War is the Health of the State: Its Meaning


[Guernica – Pablo Picasso]

    What happens to the individual in the process of society and Government being dominated by the State? In times of peace, an individual acts according to his own conscience to secure what he believes to be in his self-interest, which usually includes pursuing prosperity, security for the family, and spending time on unique interests e.g. hobbies. Individuals interact peacefully in society without any necessary co-ordination because the interactions are sparked by a common desire (such as attending a football game, or exchanging goods for money) without any loss of individual choice.

    In times of war, individuals become what Bourne refers to as “the herd.” He describes what is meant by this term, “The State is the organization of the herd to act offensively or defensively against another herd similarly organized.” Bourne clearly acknowledges that the herd is not an emotional whole, but may include a wide range of emotional and intellectual reactions to wartime events and to the war itself. Nevertheless, “by an ingenious mixture of cajolery, agitation, intimidation, the herd is licked into shape, into an effective mechanical unity, if not into a spiritual whole.”
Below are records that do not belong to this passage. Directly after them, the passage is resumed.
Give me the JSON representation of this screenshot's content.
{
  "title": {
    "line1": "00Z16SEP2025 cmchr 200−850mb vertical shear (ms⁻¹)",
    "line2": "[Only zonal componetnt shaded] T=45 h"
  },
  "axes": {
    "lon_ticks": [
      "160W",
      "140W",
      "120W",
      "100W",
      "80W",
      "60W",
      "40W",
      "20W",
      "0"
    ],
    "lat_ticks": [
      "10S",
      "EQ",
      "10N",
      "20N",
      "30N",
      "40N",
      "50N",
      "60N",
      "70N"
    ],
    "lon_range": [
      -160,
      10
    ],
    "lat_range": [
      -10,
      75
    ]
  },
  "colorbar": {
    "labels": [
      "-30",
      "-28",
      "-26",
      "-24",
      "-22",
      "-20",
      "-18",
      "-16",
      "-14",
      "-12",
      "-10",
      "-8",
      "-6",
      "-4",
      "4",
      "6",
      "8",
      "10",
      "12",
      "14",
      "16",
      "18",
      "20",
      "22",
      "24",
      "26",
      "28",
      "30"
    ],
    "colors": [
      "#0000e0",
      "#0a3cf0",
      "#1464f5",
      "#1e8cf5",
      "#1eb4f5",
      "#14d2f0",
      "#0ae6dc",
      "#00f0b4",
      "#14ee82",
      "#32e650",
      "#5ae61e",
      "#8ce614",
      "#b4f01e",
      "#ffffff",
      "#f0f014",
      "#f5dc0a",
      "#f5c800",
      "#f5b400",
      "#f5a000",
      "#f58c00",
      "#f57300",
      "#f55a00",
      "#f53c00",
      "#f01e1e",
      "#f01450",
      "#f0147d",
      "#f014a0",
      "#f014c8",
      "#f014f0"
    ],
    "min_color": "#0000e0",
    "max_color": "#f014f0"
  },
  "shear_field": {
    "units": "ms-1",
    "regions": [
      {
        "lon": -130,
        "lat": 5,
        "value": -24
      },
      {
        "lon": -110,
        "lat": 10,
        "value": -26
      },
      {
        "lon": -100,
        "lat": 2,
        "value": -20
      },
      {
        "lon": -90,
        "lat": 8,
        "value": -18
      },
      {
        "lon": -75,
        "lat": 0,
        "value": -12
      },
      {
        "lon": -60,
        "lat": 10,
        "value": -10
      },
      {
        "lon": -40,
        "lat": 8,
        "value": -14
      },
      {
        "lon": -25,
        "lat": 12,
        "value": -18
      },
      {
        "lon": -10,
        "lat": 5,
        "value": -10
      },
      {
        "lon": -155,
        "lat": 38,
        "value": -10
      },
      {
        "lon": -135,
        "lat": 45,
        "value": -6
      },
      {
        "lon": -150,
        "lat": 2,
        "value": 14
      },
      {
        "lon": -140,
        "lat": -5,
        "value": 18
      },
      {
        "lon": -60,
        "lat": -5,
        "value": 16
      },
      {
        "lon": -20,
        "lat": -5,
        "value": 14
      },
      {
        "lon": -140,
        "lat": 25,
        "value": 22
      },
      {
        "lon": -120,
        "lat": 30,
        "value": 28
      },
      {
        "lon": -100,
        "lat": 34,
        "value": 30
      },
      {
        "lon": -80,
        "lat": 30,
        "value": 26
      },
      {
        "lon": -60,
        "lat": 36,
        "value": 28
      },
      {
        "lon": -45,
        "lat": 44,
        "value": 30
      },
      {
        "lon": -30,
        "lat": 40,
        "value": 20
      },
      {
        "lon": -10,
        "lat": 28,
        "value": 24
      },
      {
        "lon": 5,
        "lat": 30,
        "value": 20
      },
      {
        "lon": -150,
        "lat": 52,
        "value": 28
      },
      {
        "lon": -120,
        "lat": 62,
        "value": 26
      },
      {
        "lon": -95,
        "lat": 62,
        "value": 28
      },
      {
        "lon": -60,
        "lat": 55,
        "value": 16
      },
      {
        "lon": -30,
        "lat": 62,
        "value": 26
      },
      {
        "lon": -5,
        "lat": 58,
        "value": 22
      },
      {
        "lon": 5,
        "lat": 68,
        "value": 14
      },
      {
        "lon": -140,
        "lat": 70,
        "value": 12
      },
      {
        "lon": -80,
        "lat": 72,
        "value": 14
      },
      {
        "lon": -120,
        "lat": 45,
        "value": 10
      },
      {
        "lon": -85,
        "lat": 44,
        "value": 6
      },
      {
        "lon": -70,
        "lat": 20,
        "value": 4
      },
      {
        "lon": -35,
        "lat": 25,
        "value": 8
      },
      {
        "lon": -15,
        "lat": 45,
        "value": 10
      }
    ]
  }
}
    Just as the line between the State and society blurs so, too, does the line between the State and the individual. The State attempts to draw upon the powerful force of individual choice by appealing to the patriotism of people and asking them to make the “choice” to enlist and otherwise support the war effort. Usually, the individual obliges because “[in] a nation at war, every citizen identifies himself with the whole, and feels immensely strengthened in that identification.” But, if the individual makes the wrong choice — the choice to not volunteer, to not co-operate with wartime measures — the State reveals that choice was never the real issue. “Men are told simultaneously that they will enter the military establishment of their own volition, as their splendid sacrifice for their country’s welfare, and that if they do not enter they will be hunted down and punished with the most horrid penalties…”

    Usually, the individual does not rebel against this massive violation of rights because he feels what Bourne calls “a large element of pure filial mysticism” toward the State, especially the wartime State. Bourne likens this mysticism to the response often offered to religion. “As the Church is the medium for the spiritual salvation of men, so the State is thought of as the medium for his political salvation.” The same feeling of patriotism that brings tears to the eyes of those saluting the flag at ball games is magnified by — some would say ‘distorted and exploited by’ — the wartime State to make individuals conform. Feeling strengthened by “identifying with the whole,” people cease to be individuals and become, instead, citizens of the State. The man who dissents and remains an individual feels “forlorn and helpless,” while those who think and feel as the others in the herd have “the warm feeling of obedience, the soothing irresponsibility of protection.”

    Thus, “people at war become in the most literal sense obedient, respectful, trustful children again, full of that naive faith in the all-wisdom and all-power of the adult who takes care of them…” “This great herd-machine” functions under “a most indescribable confusion of democratic pride and personal fear” that makes the individuals who constitute the herd “submit to the destruction of their livelihood if not their lives, in a way that would formerly have seemed to them so obnoxious as to be incredible.”

    This, too, is the meaning of ‘War is the Health of the State’: war is the death of individualism.